Probably because it isn't such a serious issue. It's like listening to Fox or MSNBC, too much time listening to either one and you end up with a very bad idea of what is really going on in the world.... We just read about it or experience our own issues, but it is the dealerships that really feel the pinch or any problems that arise frequently. They have a much better understanding of what is selling and how much they can ask for a given car in their region. My car never had an issue with anything on it. I happen to have Two and wanted a Hybrid for the city commutes my girlfriend does. Plus it has more room for hauling her daughter, child and stroller around. Otherwise I would not trade in the focus for it. I really like my own and will be keeping it for a long while to come. Getting tint done next week!
03-03-2013 07:55 AM
lorddave I thought the 2012 focus had serious transmission issues? Why would the dealer want to risk buying back a car they can't sell?
03-03-2013 07:15 AM
Rogerschro
Quote:
Originally Posted by asting View Post
Just because you got more than you owed doesn't make it a good deal. If it's a $20k car and you put down ten grand, just because they'll over you 15 a year later doesn't make it a good deal. Car values drop crazy fast the first few years. You basically paid a few thousand for a one year lease.

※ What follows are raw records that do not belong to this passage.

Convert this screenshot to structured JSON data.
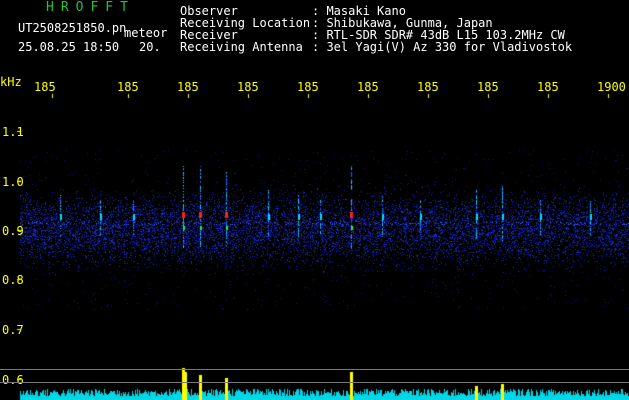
{
  "header": {
    "brand": "HROFFT",
    "filename": "UT2508251850.pn",
    "mode": "meteor",
    "datetime": "25.08.25 18:50",
    "minute_mark": "20.",
    "info": [
      {
        "label": "Observer",
        "value": ": Masaki Kano"
      },
      {
        "label": "Receiving Location",
        "value": ": Shibukawa, Gunma, Japan"
      },
      {
        "label": "Receiver",
        "value": ": RTL-SDR SDR# 43dB L15 103.2MHz CW"
      },
      {
        "label": "Receiving Antenna",
        "value": ": 3el Yagi(V) Az 330 for Vladivostok"
      }
    ]
  },
  "time_axis": {
    "ticks": [
      "185",
      "185",
      "185",
      "185",
      "185",
      "185",
      "185",
      "185",
      "185",
      "1900"
    ]
  },
  "freq_axis": {
    "unit": "kHz",
    "ticks": [
      "1.1",
      "1.0",
      "0.9",
      "0.8",
      "0.7",
      "0.6"
    ]
  },
  "colors": {
    "background": "#000000",
    "axis_text": "#ffff00",
    "header_text": "#ffffff",
    "brand": "#22c33a",
    "noise": "#1a2cc8",
    "trace_cyan": "#00e0ff",
    "echo_red": "#ff2020",
    "level_peak": "#ffff00"
  }
}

Had I done a one year lease, I would have paid about the same, so yes, you are correct. BUT, I think it was a good deal, and since it is my choice and I agreed with the terms, it is a good deal for me. Someone else may not think so but at the end, it is each of our choices we live with.
03-02-2013 08:21 PM
scott7278
Quote:
Originally Posted by suss6052 View Post
Now for the average person that's true, they may have been more concerned about $0 down and hitting a certain payment per month. I was more concerned about what I would still owe.
That's very wise!

Sent from my Android using FF Mobile.
03-02-2013 07:59 PM
opies
Quote:
Originally Posted by Ybbogus View Post
Why would you ever trade a car that's is less than 3 years old??? Steepest depreciation curve. Total waste of money. If you go that route you will get taken 120% of the time and will end up driving a 35k dollar golden Focus. It's simple math really.......
Dealers offer these sovcalled buybacks to sell new cars and to make money on yours. If you fall for it, dealer is the winner. :)
Not always true.

Not to mention since we are currently in a market where more and more people can only afford used cars, their value has increased. Both to people who wish to sell them, and to dealers who have more and more people looking for used over new.
03-02-2013 07:33 PM
asting Just because you got more than you owed doesn't make it a good deal. If it's a $20k car and you put down ten grand, just because they'll offer you 15 a year later doesn't make it a good deal. Car values drop crazy fast the first few years. You basically paid a few thousand for a one year lease.